Sônia se virou e viu Gledson aparecer por entre as sombras, porém mantendo seu corpo em um estado quase invisível.

— Não se preocupe com o que eu ouvi… Eu estava apenas garantindo que o Deco… Digo, o André, não iria fazer nada problemático.

Sônia encarava Gledson como se não conseguisse reconhecê-lo mas manteve o silêncio.

— Sabe dona Sônia, todos nós ao voltarmos não éramos as mesmas crianças, foi difícil a readaptação, minha família até hoje não se acostumou comigo. Imagina a situação do André…

— Ele é um monstro… — Sônia falou enxugando os olhos.

— Assim como eu, Elizabeth, Leonardo, Felipe e você. Somos monstros e temos que conviver com isso! Apenas aceite… Ele foi quem mais sofreu naquele mundo, mas foi o único que nunca fez das dificuldades sua fraqueza, o que muitos veem como um monstro eu vejo como o verdadeiro herói entre os 33.

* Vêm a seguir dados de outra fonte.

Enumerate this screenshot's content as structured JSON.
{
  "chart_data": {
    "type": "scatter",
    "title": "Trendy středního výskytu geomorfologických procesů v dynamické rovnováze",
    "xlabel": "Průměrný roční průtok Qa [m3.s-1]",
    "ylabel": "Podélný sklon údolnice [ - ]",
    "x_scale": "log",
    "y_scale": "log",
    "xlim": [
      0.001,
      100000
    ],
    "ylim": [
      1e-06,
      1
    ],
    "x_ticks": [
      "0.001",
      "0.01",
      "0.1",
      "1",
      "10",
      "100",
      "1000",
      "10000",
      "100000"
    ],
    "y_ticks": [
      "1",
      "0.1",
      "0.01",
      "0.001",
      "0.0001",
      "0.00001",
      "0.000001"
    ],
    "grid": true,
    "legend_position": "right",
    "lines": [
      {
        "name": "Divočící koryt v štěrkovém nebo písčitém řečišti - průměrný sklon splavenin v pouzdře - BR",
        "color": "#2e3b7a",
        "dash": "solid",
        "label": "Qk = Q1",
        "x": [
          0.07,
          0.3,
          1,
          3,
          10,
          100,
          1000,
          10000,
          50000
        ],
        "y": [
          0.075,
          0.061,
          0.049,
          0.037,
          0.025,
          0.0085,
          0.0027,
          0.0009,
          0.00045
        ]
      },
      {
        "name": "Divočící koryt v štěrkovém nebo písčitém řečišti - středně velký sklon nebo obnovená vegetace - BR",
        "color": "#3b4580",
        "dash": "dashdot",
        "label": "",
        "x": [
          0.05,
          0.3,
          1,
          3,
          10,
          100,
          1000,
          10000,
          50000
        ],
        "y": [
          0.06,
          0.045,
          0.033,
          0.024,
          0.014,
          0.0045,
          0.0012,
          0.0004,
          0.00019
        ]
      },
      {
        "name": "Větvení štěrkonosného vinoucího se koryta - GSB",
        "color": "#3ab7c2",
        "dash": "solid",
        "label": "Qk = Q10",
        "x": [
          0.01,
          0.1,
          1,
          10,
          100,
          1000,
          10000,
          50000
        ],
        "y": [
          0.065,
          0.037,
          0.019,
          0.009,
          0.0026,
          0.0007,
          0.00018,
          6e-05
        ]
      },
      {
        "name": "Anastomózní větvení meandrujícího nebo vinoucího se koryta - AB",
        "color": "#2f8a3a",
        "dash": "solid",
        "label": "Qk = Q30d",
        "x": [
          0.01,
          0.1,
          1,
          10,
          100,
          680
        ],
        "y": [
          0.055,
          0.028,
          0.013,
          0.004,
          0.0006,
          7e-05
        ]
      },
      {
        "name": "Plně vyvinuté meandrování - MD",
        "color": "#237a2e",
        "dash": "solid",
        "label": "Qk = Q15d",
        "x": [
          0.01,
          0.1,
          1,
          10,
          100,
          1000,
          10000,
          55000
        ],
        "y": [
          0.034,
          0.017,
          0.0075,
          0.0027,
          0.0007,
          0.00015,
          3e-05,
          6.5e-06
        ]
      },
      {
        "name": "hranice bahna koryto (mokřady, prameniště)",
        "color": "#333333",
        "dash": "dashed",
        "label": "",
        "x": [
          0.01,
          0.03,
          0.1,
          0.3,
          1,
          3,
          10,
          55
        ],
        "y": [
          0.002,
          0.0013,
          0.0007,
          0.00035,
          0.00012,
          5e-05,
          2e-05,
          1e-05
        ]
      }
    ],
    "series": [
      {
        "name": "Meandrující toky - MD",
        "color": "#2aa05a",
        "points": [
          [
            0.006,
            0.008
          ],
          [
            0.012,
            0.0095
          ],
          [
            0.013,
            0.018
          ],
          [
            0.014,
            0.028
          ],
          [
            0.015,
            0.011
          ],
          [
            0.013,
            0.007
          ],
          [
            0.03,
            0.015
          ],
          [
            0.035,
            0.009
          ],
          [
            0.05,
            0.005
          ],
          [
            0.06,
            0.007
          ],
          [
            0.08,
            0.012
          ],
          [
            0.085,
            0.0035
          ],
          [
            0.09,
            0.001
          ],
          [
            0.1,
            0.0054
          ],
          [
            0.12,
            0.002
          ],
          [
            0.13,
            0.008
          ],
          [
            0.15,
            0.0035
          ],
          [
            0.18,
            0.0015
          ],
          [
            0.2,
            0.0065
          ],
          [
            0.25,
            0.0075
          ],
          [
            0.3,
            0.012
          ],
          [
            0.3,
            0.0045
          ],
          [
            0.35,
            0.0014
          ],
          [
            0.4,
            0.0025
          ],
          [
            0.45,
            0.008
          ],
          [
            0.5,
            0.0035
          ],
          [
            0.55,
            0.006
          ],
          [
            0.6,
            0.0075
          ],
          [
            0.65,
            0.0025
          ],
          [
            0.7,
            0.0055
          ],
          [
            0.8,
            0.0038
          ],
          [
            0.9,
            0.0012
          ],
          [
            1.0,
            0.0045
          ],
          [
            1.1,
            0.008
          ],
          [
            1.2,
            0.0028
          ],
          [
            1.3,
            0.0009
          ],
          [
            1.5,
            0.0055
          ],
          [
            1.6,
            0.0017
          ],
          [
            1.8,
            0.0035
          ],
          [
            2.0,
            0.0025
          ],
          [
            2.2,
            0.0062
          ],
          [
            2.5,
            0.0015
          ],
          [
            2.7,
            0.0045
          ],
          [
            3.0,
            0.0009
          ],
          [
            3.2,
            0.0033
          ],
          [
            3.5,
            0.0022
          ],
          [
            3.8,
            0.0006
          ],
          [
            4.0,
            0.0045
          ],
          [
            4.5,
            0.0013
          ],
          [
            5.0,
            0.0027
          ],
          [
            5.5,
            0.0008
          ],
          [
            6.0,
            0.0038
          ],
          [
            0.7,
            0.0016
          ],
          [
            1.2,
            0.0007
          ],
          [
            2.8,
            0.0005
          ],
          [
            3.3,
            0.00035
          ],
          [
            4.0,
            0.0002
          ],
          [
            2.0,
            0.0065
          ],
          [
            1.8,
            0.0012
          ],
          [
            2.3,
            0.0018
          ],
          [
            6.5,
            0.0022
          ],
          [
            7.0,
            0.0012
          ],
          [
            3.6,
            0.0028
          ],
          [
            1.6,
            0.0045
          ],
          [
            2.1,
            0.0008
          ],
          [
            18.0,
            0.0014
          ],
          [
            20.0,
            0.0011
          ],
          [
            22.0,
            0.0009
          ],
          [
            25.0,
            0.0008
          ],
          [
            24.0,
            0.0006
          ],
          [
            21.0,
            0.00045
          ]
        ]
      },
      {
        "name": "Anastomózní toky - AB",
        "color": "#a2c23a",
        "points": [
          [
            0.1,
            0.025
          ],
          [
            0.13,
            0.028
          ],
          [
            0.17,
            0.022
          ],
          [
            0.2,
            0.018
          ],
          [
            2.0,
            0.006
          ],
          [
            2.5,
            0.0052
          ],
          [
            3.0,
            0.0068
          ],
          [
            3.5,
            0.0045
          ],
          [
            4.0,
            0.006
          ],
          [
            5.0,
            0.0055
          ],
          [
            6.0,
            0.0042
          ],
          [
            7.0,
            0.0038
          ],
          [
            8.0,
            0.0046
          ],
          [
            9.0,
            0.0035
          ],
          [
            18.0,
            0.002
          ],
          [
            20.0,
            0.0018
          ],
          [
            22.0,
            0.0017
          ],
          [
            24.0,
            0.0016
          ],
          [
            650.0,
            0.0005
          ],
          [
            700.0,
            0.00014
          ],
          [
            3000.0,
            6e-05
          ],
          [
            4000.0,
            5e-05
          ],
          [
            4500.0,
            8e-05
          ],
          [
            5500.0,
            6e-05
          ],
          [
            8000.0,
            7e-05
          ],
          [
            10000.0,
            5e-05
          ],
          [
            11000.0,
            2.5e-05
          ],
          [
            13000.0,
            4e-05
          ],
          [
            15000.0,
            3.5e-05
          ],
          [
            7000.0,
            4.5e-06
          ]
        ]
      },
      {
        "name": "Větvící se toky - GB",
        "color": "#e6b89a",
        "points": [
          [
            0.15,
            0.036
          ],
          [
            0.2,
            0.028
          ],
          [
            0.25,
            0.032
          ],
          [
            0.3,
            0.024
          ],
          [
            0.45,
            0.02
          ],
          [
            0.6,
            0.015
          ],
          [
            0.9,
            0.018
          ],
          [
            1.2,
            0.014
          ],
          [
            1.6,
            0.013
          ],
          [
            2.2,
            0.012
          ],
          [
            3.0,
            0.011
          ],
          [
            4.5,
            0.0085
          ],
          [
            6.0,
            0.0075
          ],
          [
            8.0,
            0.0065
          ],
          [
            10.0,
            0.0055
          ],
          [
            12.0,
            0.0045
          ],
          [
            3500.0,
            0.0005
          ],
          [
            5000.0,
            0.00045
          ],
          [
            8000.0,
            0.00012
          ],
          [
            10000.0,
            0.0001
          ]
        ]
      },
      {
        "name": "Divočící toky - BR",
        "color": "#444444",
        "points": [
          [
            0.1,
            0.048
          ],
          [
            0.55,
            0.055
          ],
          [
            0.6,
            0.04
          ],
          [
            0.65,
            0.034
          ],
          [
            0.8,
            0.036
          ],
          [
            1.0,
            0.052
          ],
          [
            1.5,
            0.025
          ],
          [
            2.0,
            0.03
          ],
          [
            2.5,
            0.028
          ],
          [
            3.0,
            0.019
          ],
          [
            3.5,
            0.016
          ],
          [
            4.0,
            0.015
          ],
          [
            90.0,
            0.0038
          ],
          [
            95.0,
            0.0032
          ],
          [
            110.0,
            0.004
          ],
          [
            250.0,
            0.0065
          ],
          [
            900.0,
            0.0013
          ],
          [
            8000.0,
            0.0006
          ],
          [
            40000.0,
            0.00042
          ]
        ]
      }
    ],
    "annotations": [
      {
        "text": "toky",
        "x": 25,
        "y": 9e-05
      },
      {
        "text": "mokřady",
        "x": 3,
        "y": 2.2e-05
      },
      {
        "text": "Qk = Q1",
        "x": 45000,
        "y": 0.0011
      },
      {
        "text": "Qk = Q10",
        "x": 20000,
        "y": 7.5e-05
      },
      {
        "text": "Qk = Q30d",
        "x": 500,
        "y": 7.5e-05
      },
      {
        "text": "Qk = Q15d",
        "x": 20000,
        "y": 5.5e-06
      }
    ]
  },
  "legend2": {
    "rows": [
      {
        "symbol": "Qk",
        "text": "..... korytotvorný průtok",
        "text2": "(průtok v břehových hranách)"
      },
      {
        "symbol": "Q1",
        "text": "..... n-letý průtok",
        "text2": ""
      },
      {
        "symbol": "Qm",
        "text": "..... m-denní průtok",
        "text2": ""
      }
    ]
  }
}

Ao fim dessas palavras o corpo de Gledson já estava misturado às sombras e apenas sua voz ecoava pelo local. Sônia pegou o papel dobrado deixado por André, abriu e mais uma vez lágrimas escorreram pelo seu rosto.

Era um desenho de duas crianças, André e Zita, feito na festa de um ano da chegada do heróis, André havia guardado por muitos anos.

— Como é possível? Eu o vi morto, mas essa é a minha criança… Meu filho… Aquele monstro é o meu filho?

— Meu reino são as sombras, tudo que é sombrio me pertence, e o seu lado obscuro não pode ser escondido de mim. Não adianta o quanto repita para si mesma, eu sempre saberei que não há um cadáver nesse túmulo.

A voz de Gledson ecoava baixinho apenas para os ouvidos de Sônia, enquanto ela enfiava o papel dobrado por entre os seios, disse ao comunicador escondido no decote:

— Aqui é a conselheira Sônia, consegui informações importantes, então se quiserem me matar e perderem a chance de obtê-las… Esse é o momento. Caso contrário, convoquem uma reunião extraordinária para ainda hoje!

Após segundos de silêncio Sônia ouviu a voz de Alice xingando no outro lado da linha.

Pelo menos ele me conseguiu mais um tempo de vida

Sônia sorriu e caminhou na direção oposta à de André.